The license application cites the window of shipments as open from Oct. 1, 2016, to Dec. 31, 2017. “Dates do not reflect actual ship dates,” according to the document. “Time-frame indicated for shipment to support target fabrication, target irradiation and processing schedules to meet one year isotope production demand until conversion to LEU targets.”
Along with the NNSA, the other parties to the HEU export would be Consolidated Nuclear Security, the management and operations contractor at Y-12; AREVA TN International, which would provide transport services in France; and SCK-CEN and the operators of research reactors in the Netherlands, the Czech Republic, and Poland, which would conduct target irradiation.
In 2014, the NRC issued a license for the export of 7.28 kilograms of uranium-235, contained in 7.8 kilograms of uranium and enriched up to 93.35 percent, to IRE.
At the 2012 Nuclear Security Summit, the United States, Belgium, France, and the Netherlands highlighted both the current importance of using HEU for medical isotope production and the danger.
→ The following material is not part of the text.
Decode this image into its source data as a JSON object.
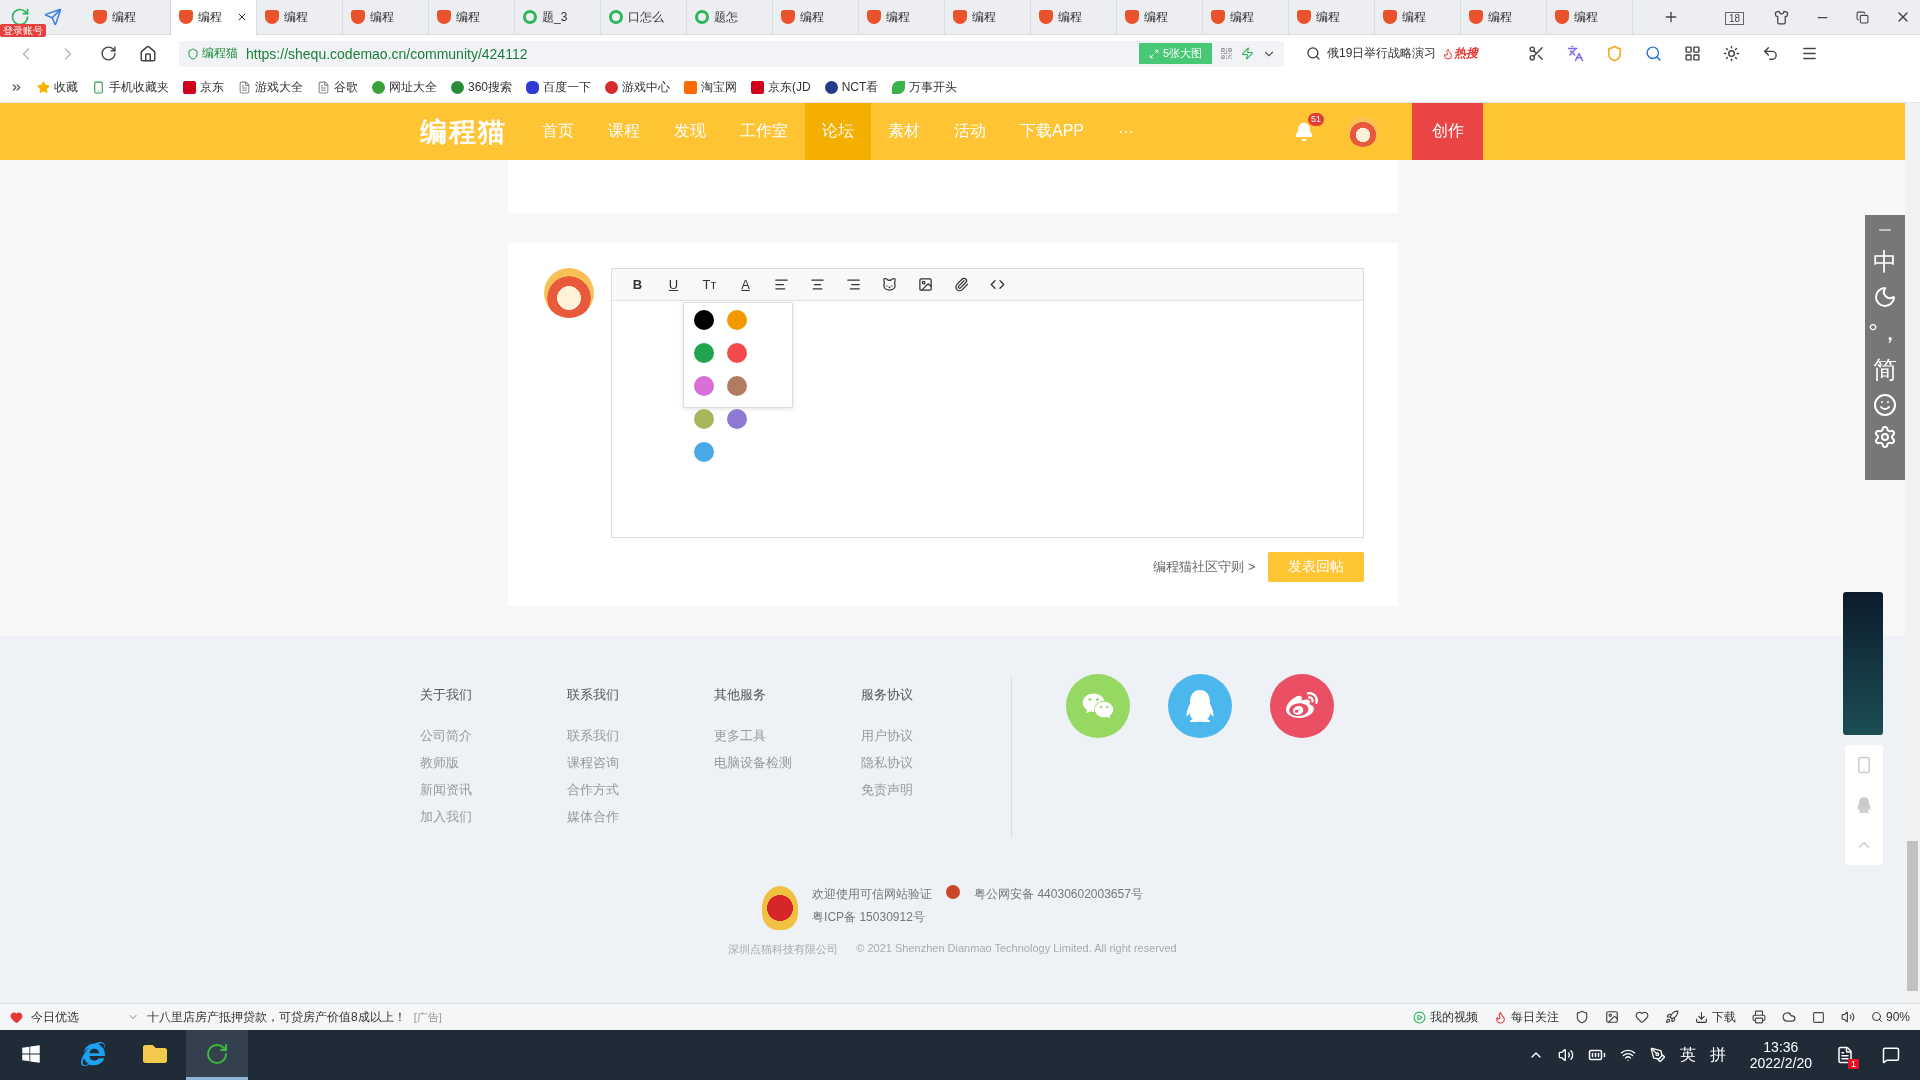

The four nations pledged to assist conversion of European production away from HEU processes by 2015, and eventually to halt all use of weapon-grade uranium for medical isotope production in the three European states.
Kuperman said he has not determined whether he will request to intervene in this license application. He and any other parties would have 30 days after a notice is published in the Federal Register.